Can science be fully automated? A team of machine learning researchers is setting out to try.
Developed by a team from Tokyo firm Sakana AI and academic labs in Canada and the UK, the “AI Scientist” will carry out the full cycle of research, from reading existing literature on a problem to generating hypotheses for new developments, testing solutions and writing a paper. The AI Scientist will also do some of the work of peer reviewers and evaluate their own results.
AI Scientist joins a growing body of efforts to create AI agents that automate at least parts of the scientific process. “To my knowledge, no one has brought the entire scientific community together in one system,” says AI Scientist co-creator Cong Lu, a machine learning researcher at the University of British Columbia in Vancouver, Canada. The result, paper 1, was posted this month to the arXiv preprint server.

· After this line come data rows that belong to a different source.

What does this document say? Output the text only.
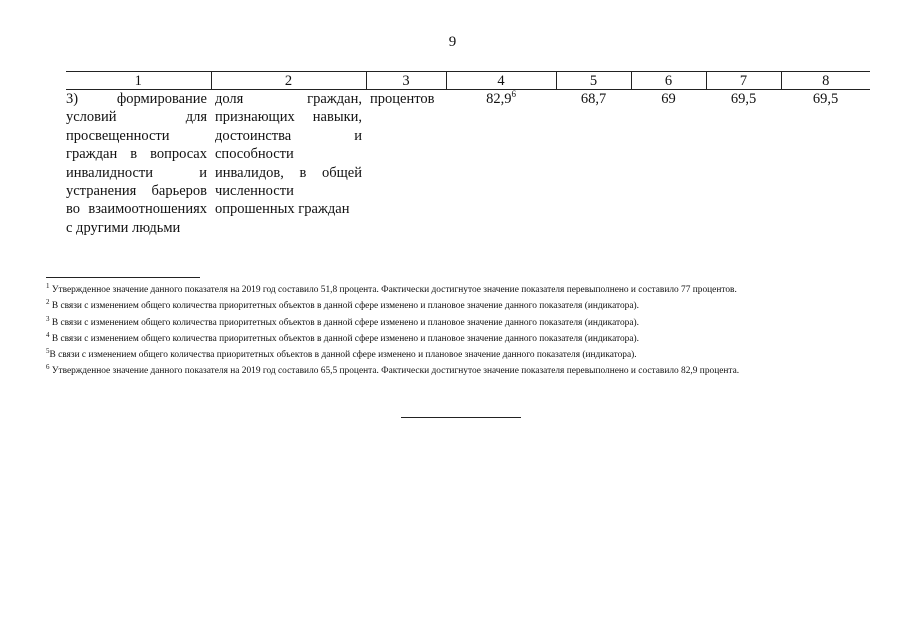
9
1	2	3	4	5	6	7	8
3) формирование условий для просвещенности граждан в вопросах инвалидности и устранения барьеров во взаимоотношениях с другими людьми	доля граждан, признающих навыки, достоинства и способности инвалидов, в общей численности опрошенных граждан	процентов	82,9$^6$	68,7	69	69,5	69,5
$^1$ Утвержденное значение данного показателя на 2019 год составило 51,8 процента. Фактически достигнутое значение показателя перевыполнено и составило 77 процентов.
$^2$ В связи с изменением общего количества приоритетных объектов в данной сфере изменено и плановое значение данного показателя (индикатора).
$^3$ В связи с изменением общего количества приоритетных объектов в данной сфере изменено и плановое значение данного показателя (индикатора).
$^4$ В связи с изменением общего количества приоритетных объектов в данной сфере изменено и плановое значение данного показателя (индикатора).
$^5$В связи с изменением общего количества приоритетных объектов в данной сфере изменено и плановое значение данного показателя (индикатора).
$^6$ Утвержденное значение данного показателя на 2019 год составило 65,5 процента. Фактически достигнутое значение показателя перевыполнено и составило 82,9 процента.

“It’s amazing that they did this from start to finish,” says computational social scientist Jevin West of the University of Washington in Seattle, “and I think we should try these ideas out, because they could help science.”

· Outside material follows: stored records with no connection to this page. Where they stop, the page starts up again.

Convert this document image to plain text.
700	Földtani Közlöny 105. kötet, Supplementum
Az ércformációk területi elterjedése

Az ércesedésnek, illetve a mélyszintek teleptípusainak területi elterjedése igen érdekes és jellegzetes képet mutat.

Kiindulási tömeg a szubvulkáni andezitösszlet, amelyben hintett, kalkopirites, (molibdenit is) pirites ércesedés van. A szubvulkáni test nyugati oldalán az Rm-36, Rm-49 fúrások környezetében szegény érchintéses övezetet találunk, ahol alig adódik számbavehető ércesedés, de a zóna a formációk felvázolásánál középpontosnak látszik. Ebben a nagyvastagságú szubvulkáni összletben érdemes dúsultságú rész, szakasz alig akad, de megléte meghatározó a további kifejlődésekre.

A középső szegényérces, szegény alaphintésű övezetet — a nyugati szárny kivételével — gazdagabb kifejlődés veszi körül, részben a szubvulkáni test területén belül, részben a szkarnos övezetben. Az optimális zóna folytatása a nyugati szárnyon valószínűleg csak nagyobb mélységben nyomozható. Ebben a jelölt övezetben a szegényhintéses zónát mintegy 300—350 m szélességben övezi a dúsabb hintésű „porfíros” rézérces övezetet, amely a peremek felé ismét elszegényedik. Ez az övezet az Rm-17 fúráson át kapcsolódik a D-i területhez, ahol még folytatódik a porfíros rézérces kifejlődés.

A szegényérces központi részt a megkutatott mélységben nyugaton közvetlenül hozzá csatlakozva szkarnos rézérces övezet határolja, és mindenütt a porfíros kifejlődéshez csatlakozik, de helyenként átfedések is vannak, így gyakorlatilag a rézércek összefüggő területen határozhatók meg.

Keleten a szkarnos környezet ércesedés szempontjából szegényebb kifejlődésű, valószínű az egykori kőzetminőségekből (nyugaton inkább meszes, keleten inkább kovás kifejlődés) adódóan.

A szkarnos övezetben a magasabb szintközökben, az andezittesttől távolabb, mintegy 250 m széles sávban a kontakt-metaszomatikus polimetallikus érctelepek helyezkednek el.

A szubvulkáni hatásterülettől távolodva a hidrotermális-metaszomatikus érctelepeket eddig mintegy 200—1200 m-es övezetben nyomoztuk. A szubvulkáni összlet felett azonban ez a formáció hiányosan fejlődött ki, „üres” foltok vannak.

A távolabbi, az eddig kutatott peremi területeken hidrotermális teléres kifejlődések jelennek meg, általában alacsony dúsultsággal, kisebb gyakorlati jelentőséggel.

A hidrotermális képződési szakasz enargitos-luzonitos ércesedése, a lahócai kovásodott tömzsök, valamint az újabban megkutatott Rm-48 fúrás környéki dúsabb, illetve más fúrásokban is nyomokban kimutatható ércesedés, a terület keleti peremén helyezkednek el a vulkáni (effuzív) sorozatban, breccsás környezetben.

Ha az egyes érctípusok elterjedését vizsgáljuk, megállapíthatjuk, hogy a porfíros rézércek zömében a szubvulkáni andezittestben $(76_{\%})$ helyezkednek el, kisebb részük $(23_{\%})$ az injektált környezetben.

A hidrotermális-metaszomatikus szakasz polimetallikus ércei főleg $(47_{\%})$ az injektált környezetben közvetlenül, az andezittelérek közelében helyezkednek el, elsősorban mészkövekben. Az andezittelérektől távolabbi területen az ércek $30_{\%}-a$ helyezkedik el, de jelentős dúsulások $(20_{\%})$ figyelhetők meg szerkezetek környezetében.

So far, the results haven’t been amazing, and the system can only conduct research in the field of machine learning itself. In particular, AI Scientist lacks the ability to do laboratory work, which most scientists consider a key part of scientific research. “There’s still a lot of work to do to go from an AI making hypotheses to having a robot scientist implement them,” says Gerbrand Ceder, a materials scientist at Lawrence Berkeley National Laboratory and the University of California, Berkeley. Still, Ceder adds, “As we look to the future, I have no doubt that a lot of science will move in this direction.”
Automated Experiments
AI Scientist is based on large-scale language models (LLMs). It starts by using a paper describing a machine learning algorithm as a template and searching the literature for similar research. The team then employed a technique called evolutionary computation, inspired by Darwinian evolution’s mutations and natural selection. It proceeds step-by-step, applying small random changes to the algorithm and selecting the changes that bring about efficiency gains.
To do this, AI scientists conduct their own “experiments” by running their algorithms and measuring their performance. Finally, they write up a paper and evaluate it in a sort of automated peer review. Having thus “extended the literature,” the algorithms can start the cycle again and build on their own results.
The authors acknowledge that the paper produced by the AI scientists contains only incremental progress. Some other researchers posted scathing comments on social media. “As a journal editor, I would probably desk reject the paper. As a peer reviewer, I would reject the paper,” said one commenter on the website Hacker News.
West also says the authors take a simplified view of how researchers find out about the current state of their field. Much of what researchers know comes from other forms of communication, like attending conferences or chatting with colleagues at the water cooler. “Science is not just a pile of papers,” West says. “Five minutes of conversation is more effective than five hours of studying the literature.”
West’s colleague Shahan Memon agrees, but both West and Memon praised the authors for fully opening up their code and results. This makes it possible to analyze AI Scientist’s results. For example, they found that the selection of previous papers it lists as references was “popularity biased,” leaning toward papers with high citations. Memon and West say they are also looking to measure whether AI Scientist’s choices were the most relevant ones.
Repetitive tasks
Of course, AI Scientist is not the first attempt to automate at least various parts of a researcher’s job. The dream of automating scientific discovery is as old as artificial intelligence itself, dating back to the 1950s, says Tom Hope, a computer scientist at the Jerusalem-based Allen Institute for AI. Already a decade ago, for example, Automatic Statistician2 could analyze data sets and write its own papers. Seder and his colleagues are also automating some bench work: a “robot chemist” unveiled last year can synthesize new materials and experiment with them3.
Hope says current LL.M. programs are “unable to formulate novel, useful scientific directions beyond a basic, superficial combination of buzzwords.” Still, Seder says that even if AI can’t do the more creative parts of the job right away, it can automate many of the more repetitive aspects of research. “At a low level, you’re trying to analyze what something is, how something reacts. That’s not the creative part of science, but it’s 90 percent of what we do.” Lu says he’s gotten similar feedback from many other researchers. “People will say, I have 100 ideas that I don’t have time for. Let’s get an AI scientist to do them.”
Lu says that extending AI Scientist’s capabilities to abstract areas outside of machine learning, such as pure mathematics, may require incorporating techniques beyond language models. For example, recent results from Google Deep Mind on solving mathematical problems show the power of combining LLMs with “symbolic” AI techniques. Symbolic AI builds logical rules into the system rather than relying solely on learning from statistical patterns in data. But the current iteration is just the beginning, he says. “We really believe this is the GPT-1 of AI science,” he says, referring to an early large-scale language model from San Francisco, California’s OpenAI.
West says the findings add to a recent conversation that has concerned many researchers: “My colleagues across different scientific disciplines are all trying to figure out where AI fits into our research. It forces us to think about what science is in the 21st century — what science is and what it’s not,” he says.